Шрифт:
Интервал:
Закладка:
Терпение истинного болельщика беспредельно. Представление, объявленное на 21 час, еще не началось в половине десятого, но никто не возмутился. Весна стояла жаркая, от людей без пиджаков исходил звериный запах. Среди периодических хлопков пробок от лимонада и неустанного нытья корсиканского певца завязывались перепалки. Несколько только что прибывших протискивались в публику, когда прожектор исторг на ринг ослепительный свет. Бои чемпионов начались.
Чемпионы или дебютанты, дерущиеся ради собственного удовольствия, всегда считают своим долгом как можно быстрее искалечить друг друга, не обращая внимания на какую бы то ни было технику. Они никогда не могут продержаться более трех раундов. В этом отношении героем вечера стал молодой «Кид Авьон», который обычно занимался тем, что продавал лотерейные билеты на террасах кафе. Под ударом его кулака, работающего, как винт, его противник был энергично вышвырнут за пределы ринга в начале второго раунда.

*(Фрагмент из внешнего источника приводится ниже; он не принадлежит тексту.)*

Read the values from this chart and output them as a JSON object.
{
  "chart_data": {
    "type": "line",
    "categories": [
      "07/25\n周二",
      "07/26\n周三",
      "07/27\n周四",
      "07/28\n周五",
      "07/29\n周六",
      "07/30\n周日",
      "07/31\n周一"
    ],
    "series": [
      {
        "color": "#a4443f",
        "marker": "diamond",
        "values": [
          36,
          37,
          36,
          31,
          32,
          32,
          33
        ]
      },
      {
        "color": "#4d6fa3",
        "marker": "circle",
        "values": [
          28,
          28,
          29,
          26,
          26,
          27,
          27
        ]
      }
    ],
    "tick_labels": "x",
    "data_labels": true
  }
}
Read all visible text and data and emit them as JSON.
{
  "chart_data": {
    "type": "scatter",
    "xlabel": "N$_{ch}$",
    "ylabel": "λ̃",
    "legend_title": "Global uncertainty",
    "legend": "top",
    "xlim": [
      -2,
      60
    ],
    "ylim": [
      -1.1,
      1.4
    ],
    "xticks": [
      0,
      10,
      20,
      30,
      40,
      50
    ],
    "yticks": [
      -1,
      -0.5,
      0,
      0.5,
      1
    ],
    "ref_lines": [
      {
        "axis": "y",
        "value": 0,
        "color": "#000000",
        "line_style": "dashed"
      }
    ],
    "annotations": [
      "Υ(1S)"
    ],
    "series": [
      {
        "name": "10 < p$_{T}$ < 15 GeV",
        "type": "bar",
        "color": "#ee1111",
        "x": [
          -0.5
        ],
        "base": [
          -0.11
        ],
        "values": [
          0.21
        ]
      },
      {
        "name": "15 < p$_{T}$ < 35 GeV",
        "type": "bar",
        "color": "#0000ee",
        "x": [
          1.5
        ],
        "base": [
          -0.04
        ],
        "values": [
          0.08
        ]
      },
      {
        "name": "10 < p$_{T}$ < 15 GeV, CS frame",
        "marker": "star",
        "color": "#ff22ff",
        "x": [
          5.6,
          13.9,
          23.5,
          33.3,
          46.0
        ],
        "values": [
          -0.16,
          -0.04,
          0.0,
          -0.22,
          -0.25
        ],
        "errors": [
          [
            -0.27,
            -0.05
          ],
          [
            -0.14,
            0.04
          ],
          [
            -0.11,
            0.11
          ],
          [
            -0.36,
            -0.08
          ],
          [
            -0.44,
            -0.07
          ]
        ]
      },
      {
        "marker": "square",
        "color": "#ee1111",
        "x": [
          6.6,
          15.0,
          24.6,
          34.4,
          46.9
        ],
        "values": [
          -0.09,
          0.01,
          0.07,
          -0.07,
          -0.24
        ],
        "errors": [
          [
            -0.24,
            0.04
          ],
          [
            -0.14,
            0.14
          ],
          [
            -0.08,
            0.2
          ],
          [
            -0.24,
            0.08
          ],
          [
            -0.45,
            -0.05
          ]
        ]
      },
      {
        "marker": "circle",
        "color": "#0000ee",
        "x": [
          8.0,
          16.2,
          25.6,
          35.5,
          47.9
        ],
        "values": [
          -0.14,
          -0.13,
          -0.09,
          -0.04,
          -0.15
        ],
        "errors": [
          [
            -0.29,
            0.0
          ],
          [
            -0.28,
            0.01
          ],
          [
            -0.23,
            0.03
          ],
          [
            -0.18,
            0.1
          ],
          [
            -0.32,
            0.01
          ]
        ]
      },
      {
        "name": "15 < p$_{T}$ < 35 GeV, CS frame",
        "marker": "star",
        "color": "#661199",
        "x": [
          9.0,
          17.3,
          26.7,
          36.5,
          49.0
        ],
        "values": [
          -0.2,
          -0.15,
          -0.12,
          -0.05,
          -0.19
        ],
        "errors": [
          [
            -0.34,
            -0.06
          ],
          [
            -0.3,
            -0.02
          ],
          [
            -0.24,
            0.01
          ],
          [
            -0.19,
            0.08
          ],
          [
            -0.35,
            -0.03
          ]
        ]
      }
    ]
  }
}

Публика немного оживилась, но пока еще как бы из вежливости. Она благоговейно вдыхала священный для них запах массажной жидкости. Она созерцала последовательность медленного кровожадного ритуала, которому придавали еще большую выразительность выпады и броски сражающихся на белой стене теней. Это был церемонный пролог диковатого и тщательно продуманного культа. Транс придет позже.
И действительно, громкоговоритель объявляет Амара, «упрямого оранца», который ни в чем не уступает Пересу, «алжирскому боксеру с мощным ударом». Профан может неправильно истолковать рев, которым встречают схватки боксеров на ринге. Он мог бы вообразить, что идет какой-нибудь сенсационный бой, где боксерам предстоит разрешить всем известную личную ссору. Вообще-то это правда, именно ссору они собираются разрешить. Но речь идет о той неприязни, которая уже сто лет непримиримо разделяет Алжир и Оран. Если говорить об исторических аналогиях, эти два города обескровили бы себя, как это случилось с Пизой и Флоренцией в давние благословенные времена. Их соперничество было тем яростней, что не имело видимых оснований. Напротив, эти города имеют все, чтобы искренне любить друг друга, но они столь же искренне друг друга ненавидят. Оранцы обвиняют алжирцев в «кривлянии». Алжирцы уверены, что оранцы невежественны. Эти оскорбления кровно задевают, они более серьезны, чем кажутся, так как они метафизичны. Из-за невозможности подвергнуть друг друга осаде Оран и Алжир противоборствуют на почве спорта, статистики и строительных работ.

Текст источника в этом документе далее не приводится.